It’s the festive season and what better way to commemorate Hari Raya than with books that celebrate family. Umapagan Ampikaipakan shares some of his favourites
A Suitable Boy
by Vikram Seth
1,488pp / Harper Perennial Modern Classics
NO other novel takes you into the minds and motivations of the subcontinent quite like A Suitable Boy. The story of a Hindu family trying to find a suitable suitor for their daughter Lata is as much a light old-fashioned Bombay talkie as much as it is a multi-charactered opus about the struggles of a nation on the verge. Vikram Seth possesses a storyteller’s voice. He interweaves the stories of the Mehras, the Kapoors, the Chatterjis, and the Khans, with the historical and social events of the time. Every character is individually crafted. Each one is so real that it feels like someone you know. There is a palpability to his prose. It is vivid. It is ponderous. It is affectionate.
Summerland
by Michael Chabon
500pp / Hyperion Books
DON’T be put off by the “young adult” classification. Summerland is an epic father and son novel where the mythology is wildly inventive, where the swagger is uniquely American, where baseball is a metaphor for life. It is about the eight-year-old Ethan Field (a fitting — if obvious — surname), the worst player in the history of baseball, who gets recruited to the hero leagues by a former Negro League ballplayer named Ringfinger Brown. It is about a road trip across the Summerlands to a nine-inning showdown with the evil Coyote — the shapeshifting trickster who has kidnapped Ethan’s dad. It is about stealing home and saving the world. This is what Narnia would look like if it was American; bat-winged goblins, sea-monsters, werefoxes, and baseball.
Running in the Family
by Michael Ondaatje
208pp / Vintage
“I MUST confess that the book is not a history but a portrait or ‘gesture.’” It is a disclaimer that Ondaatje makes early in this stunning performance of history and self-discovery that chronicles his pilgrimage back to his native Ceylon.

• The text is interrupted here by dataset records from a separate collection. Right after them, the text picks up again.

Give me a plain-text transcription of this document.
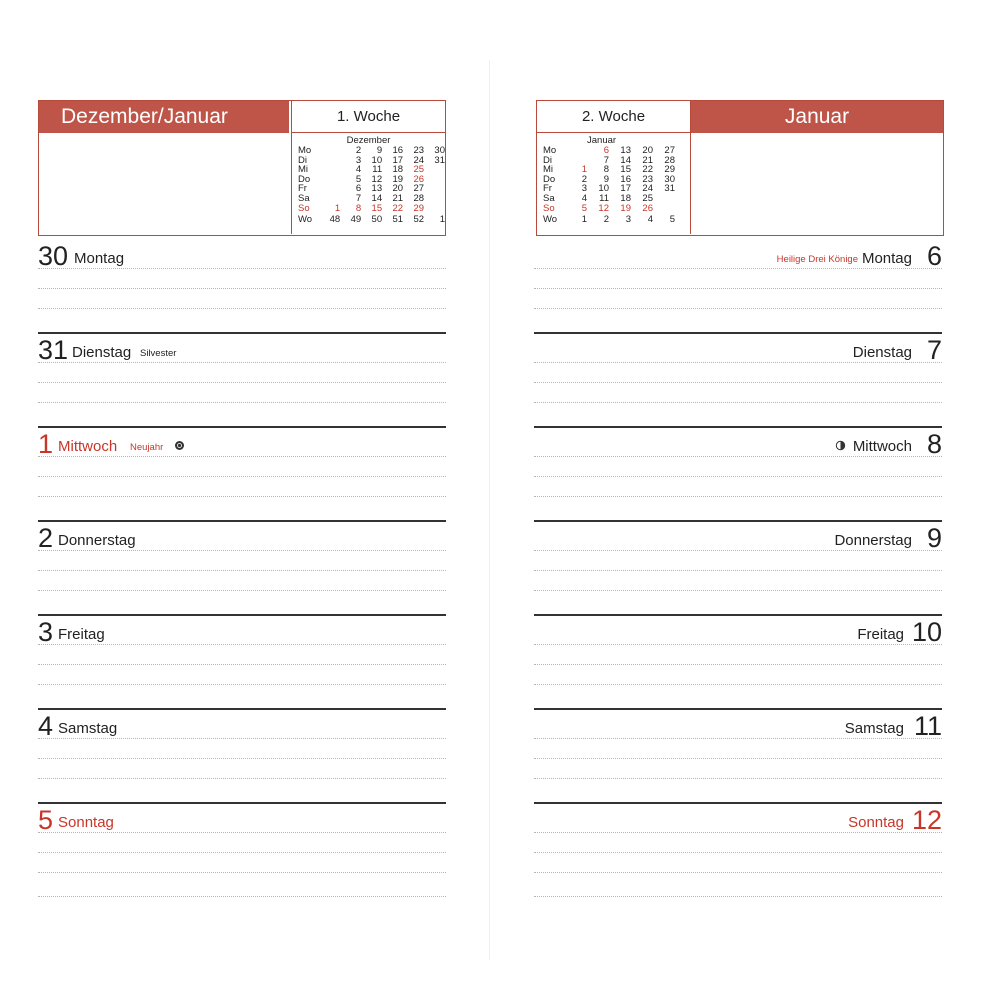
Dezember/Januar	1. Woche
Dezember
Mo		2	9	16	23	30
Di		3	10	17	24	31
Mi		4	11	18	25	
Do		5	12	19	26	
Fr		6	13	20	27	
Sa		7	14	21	28	
So	1	8	15	22	29	
Wo	48	49	50	51	52	1
30 Montag
31 Dienstag Silvester
1 Mittwoch Neujahr
2 Donnerstag
3 Freitag
4 Samstag
5 Sonntag
Januar
2. Woche
Januar
Mo		6	13	20	27
Di		7	14	21	28
Mi	1	8	15	22	29
Do	2	9	16	23	30
Fr	3	10	17	24	31
Sa	4	11	18	25	
So	5	12	19	26	
Wo	1	2	3	4	5
Heilige Drei Könige Montag 6
Dienstag 7
Mittwoch 8
Donnerstag 9
Freitag 10
Samstag 11
Sonntag 12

He sets out to meet long forgotten relatives, to piece together the story of his family, to better know and understand his father. For this paternal disconnect is something that he has suffered with for most of his life, it is something that has left an empty space in his identity. Ondaatje writes with a casual grace. With a dislocated prose that perfectly personifies both his struggle and that of his home country.
The questions he asks, the discoveries he makes, are, all of them, depicted with a keen sense of curiosity as well as a remarkable tenderness. This is a book so full of colour. It is evocative. It is sensual. It is never bogged down by those depressing political realities.
Blue Nights
by Joan Didion
188pp / Random House
BLUE Nights is a sequel of sorts. A companion volume in which Didion tries to make sense of yet another tragedy in her life. The last decade hasn’t been kind to Didion and her family. For just 20 months after the death of her husband, their adoptive daughter, Quintana Roo, also passed away. She was only 39. It is the kind of trauma that is unfathomable.
So much so that it transcends empathy. How does one even begin to cope with such a continuous assault on one’s emotional, psychological, and physical faculties? Where does one find the strength? If Didion is any measure, then the answer to those questions is a combination of unflinching honesty, harsh self-reflection, and the willingness to do it openly and publicly. By putting pen to paper in an attempt to explain life’s brutalities.
Did she do right by her daughter? Did she love her enough? Was she a good mother? Was she the problem? Was she always the problem? They are tough questions made tougher when you’re forced to face them while at the same time confronting “the end of promise, the dwindling of the days, the inevitability of the fading, the dying of the brightness.”
Zen and the Art of Motorcycle Maintenance: An Inquiry into Values
by Robert M. Pirsig
448pp / Harper Perennial Modern Classics
THE ultimate road trip novel. The great father and son tale. Forget the preachy pontifications of all those pseudo-philosophical wannabes. This is how philosophical fiction should be done. A sophisticated Chautauqua into some of the most important philosophical questions of our age. Why has technology alienated us from our world? What are the limits of rational analysis? If we can’t define the good, how can we live it? It is an investigation that takes the form of a father and son road trip where the maintenance of the motorcycle becomes a metaphor for the unification of rationality with imagination; of technology with art. It is, at once, a compelling and entertaining story, as well as an enlightening and edifying hypothesis. It’s testament lies, not in the answers it provides, but in the questions it raises.